Gönderen: adalarpostasi | 25 Ekim 2020

“Splendid Palas’ın zamanı…” derken şimdi tam da Splendid Palas zamanı…

“Splendid Palas’ın zamanı…” derken şimdi tam da Splendid Palas zamanı…

Ada ruhunu muhafazayla günümüze ulaşan bu yegâne mekânı yaşatanlara…

Splendid Palas’ın beyaz keten örtülü masalarına vaktiyle konulan zarif porselen bir biblo…
Emil Römmler’in Büyükada fotoğrafında günümüzde Splendid Palas’ın yer aldığı parseldeki yapı görülmekte...
Abdullah Birâderler’in Büyükada fotoğrafında günümüzde Splendid Palas’ın yer aldığı parseldeki yapı görülmekte…
Sebah Joaillier’nin Büyükada fotoğrafının detayında günümüzde Splendid Palas’ın yer aldığı parseldeki yapı inşaat halinde görülmekte…
Sebah Joaillier’nin Büyükada fotoğrafının detayından basılan bir kartpostalda Splendid Palas’ın yer aldığı parseldeki yapı görülmekte…
Splendid Palas’ın yer aldığı parseldeki bir diğer yapı evresi görülmekte…

Büyükada’da vaktiyle Giacomo Oteli’nin bulunduğu pek muteber olan Macar Caddesi’ne nâzır araziye —Plevne Müdafaası da dahil olmak üzere ismi uzun yıllar kahramanlıklarıyla anılan— Sakızlı Müşir Kâzım Paşa (1839-1936) tarafından —Fransa’da Cannes’ın Vieux Port bölgesinde görüp beğenmiş olduğu ve halen de Splendid adını taşıyan bir otelin etkisiyle— 1908’de mimar Kaludi Laskaris Kalfa’ya yaptırılan Splendid Palas Oteli’nin inşaatı 1911’de tamamlandığında, Galata’da Mertebani Sokağı No: 1, 2 ve 3’teki birinci sınıf salon-restaurant Double D’nin sahiplerinden Dikran, David yanı sıra Norig tarafından kiralanarak 1912’de işletmeye açılmıştı.

Sakızlı Müşir Kâzım Paşa (1839-1936).
Antoine M. Raymund, Plan de Prinkipo, Haziran 1912.
Annuaire Oriental 1912’ye verilmiş olan Splendid Palace reklâmı.
Galata’da Mertebani Sokağı No: 1, 2 ve 3’teki birinci sınıf salon-restaurant Double D’nin sahiplerinden Dikran, David yanı sıra Norig tarafından kiralanarak 1912’de işletmeye açılan Splendid Palace.
Büyükada panoramasında Splendid Palas Oteli.
Büyükada’nın “Büyük Otelleri” arasında Splendid Palas Oteli.
Splendid Palas’ın sâhil duvarında bir dem Splendid Palace tabelası yer almaktaymış.

Splendid Palas Oteli’nin işletmecileri bütçelerini bir hayli aşarak borç almak suretiyle oteli baştan aşağıya mükemmelen tefriş etmişlerdi.

Büyükada panoramasında Splendid Palas Oteli.

Böylelikle odalardaki yatak, gardrop, başucu sehpası, İstanbul’daki Avusturya-Osmanlı Mefruşat Mağazası’ndan (Austro-Ottoman d’Ameublements); hasır koltuk takımları, Splendid Palace etiketli döküm ayaklı mermer sehpaları, DDO inisiyalli Christophle gümüş yemek servis takımları, kristal kadeh bardak, Limoges porselen tabak çanak takımlarıysa dönemin otel ve cafelere bu tür malzeme tedarik eden meşhur J. Charlionais, L. Pourailly&Cie.

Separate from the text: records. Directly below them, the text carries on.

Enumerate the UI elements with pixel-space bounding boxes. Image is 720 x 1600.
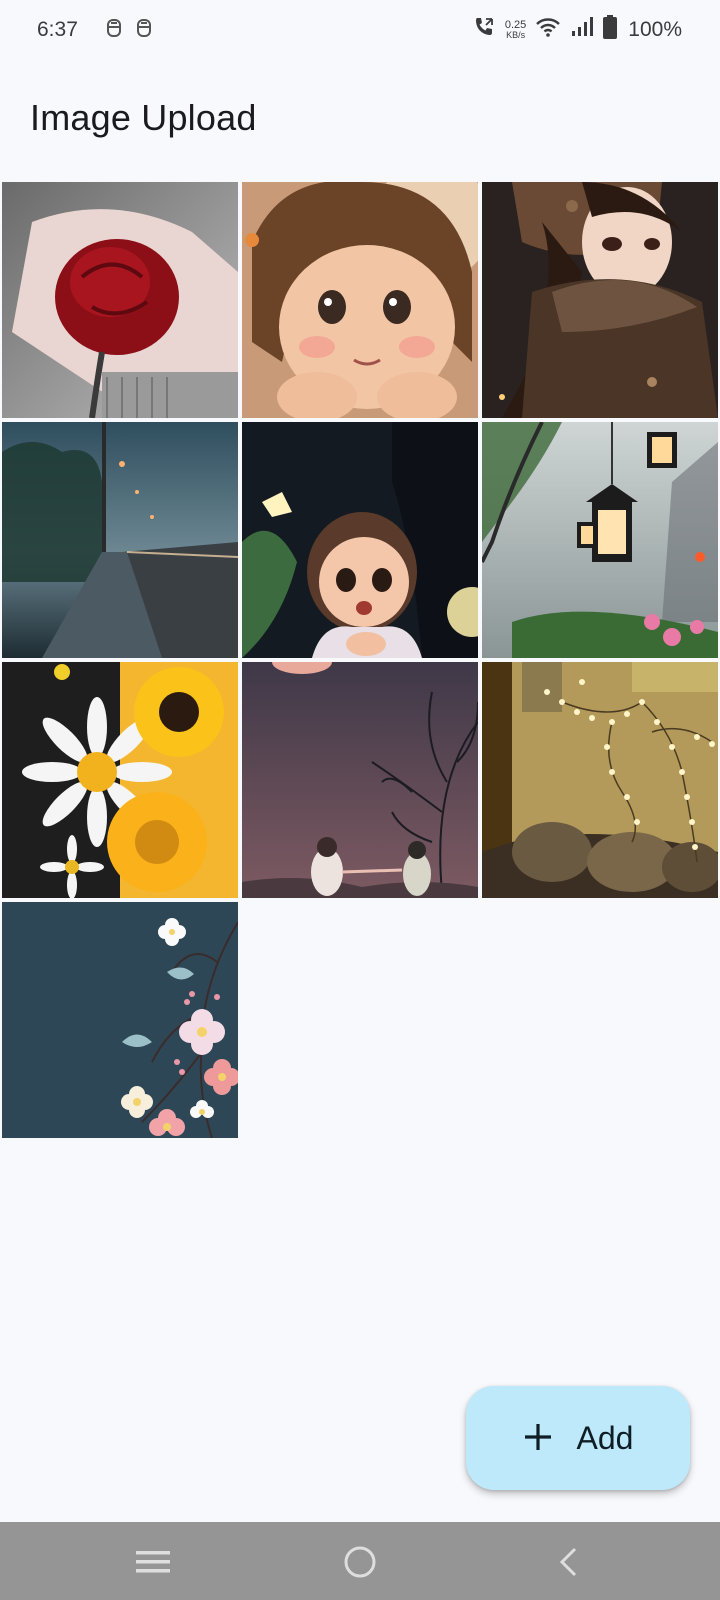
add-button-label: Add: [576, 1419, 634, 1456]
image-anime-girl-scarf[interactable]: [482, 182, 718, 418]
image-daisies-sunflowers[interactable]: [2, 662, 238, 898]
page-title: Image Upload: [30, 97, 257, 138]
status-left-icons: [106, 17, 152, 44]
network-speed-value: 0.25: [504, 18, 527, 31]
image-red-rose[interactable]: [2, 182, 238, 418]
network-speed-unit: KB/s: [506, 29, 526, 40]
network-speed: 0.25 KB/s: [504, 18, 527, 40]
call-icon: [472, 15, 496, 44]
notification-icon: [106, 17, 122, 44]
notification-icon: [136, 17, 152, 44]
home-icon[interactable]: [338, 1540, 382, 1584]
image-cartoon-girl-night[interactable]: [242, 422, 478, 658]
image-blossom-branch[interactable]: [2, 902, 238, 1138]
back-icon[interactable]: [546, 1540, 590, 1584]
image-lanterns[interactable]: [482, 422, 718, 658]
battery-icon: [603, 15, 618, 44]
image-couple-moon[interactable]: [242, 662, 478, 898]
battery-percent: 100%: [628, 17, 682, 41]
image-foggy-road[interactable]: [2, 422, 238, 658]
plus-icon: [523, 1422, 553, 1455]
status-right-icons: 0.25 KB/s 100%: [472, 15, 682, 44]
add-button[interactable]: Add: [466, 1386, 690, 1490]
signal-icon: [570, 16, 594, 43]
menu-icon[interactable]: [131, 1540, 175, 1584]
status-time: 6:37: [37, 18, 78, 41]
image-cartoon-girl-smiling[interactable]: [242, 182, 478, 418]
image-fairy-lights-room[interactable]: [482, 662, 718, 898]
navigation-bar: [0, 1522, 720, 1600]
image-grid: [2, 182, 720, 1138]
status-bar: 6:37 0.25 KB/s 100%: [0, 0, 720, 62]
wifi-icon: [535, 16, 561, 43]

Toulouse Lyon’dan velhasılı havlu ve battaniyelerine varıncaya değin otelin pek çok eşyası Avrupa’dan getirtilmişti. Ratzkowski ve H. Mocel gibi ressamların tabloları da otelin duvarlarını süslemekteydi.

Splendid Palas Oteli.

Art-Nouveau’nun Türkiye’de değişime uğramış melez örneklerinden sayılan Splendid Palas Oteli işletmeye açıldığı vakit birinci katına kalorifer ve gaz motoruyla çalışan bir jenaratör de konulmuştu. Ada’da henüz elektrik yokken asansörü de dahil otelin aydınlatılması, suyun kuyulardan çekilmesi bu jenaratör sayesiyle yapılmaktaydı.

Kısa sürede İstanbul’un en saygın mekânlarından biri haline gelerek daha ziyade gayrimüslim müşteriler tarafından düzenlenen geceler ve balolara ev sahipliği yapan Splendid Palas Oteli’nde nice meşhur misafir de ağırlandı. Bunlardan biri olan Yahya Kemal, savaş başladığında da otelin müdavimiydi; Halit Fahri Ozansoy’a göre otel, bu tek müşteriye bile saygı duyar ve kapılarını asla kapatmazdı.

İsmail Hakkı Bey.

I. Dünya Savaşı’nın başlamasıyla işler bozulunca, işletmeciler oteli açmak için Karagözyan adlı Ermeni bankerden aldıkları borcu ödeyemeyecek duruma düştü. İcra işlemi başladıysa da otelin sahibi Kâzım Paşa ve damadı İsmail Hakkı Bey’in süratle Adalar İcra Müdürlüğü’nde borcu üzerilerine geçirmek suretiyle müdahalesiyle otelin özenle seçilmiş eşyaları hacizden kurtarıldı.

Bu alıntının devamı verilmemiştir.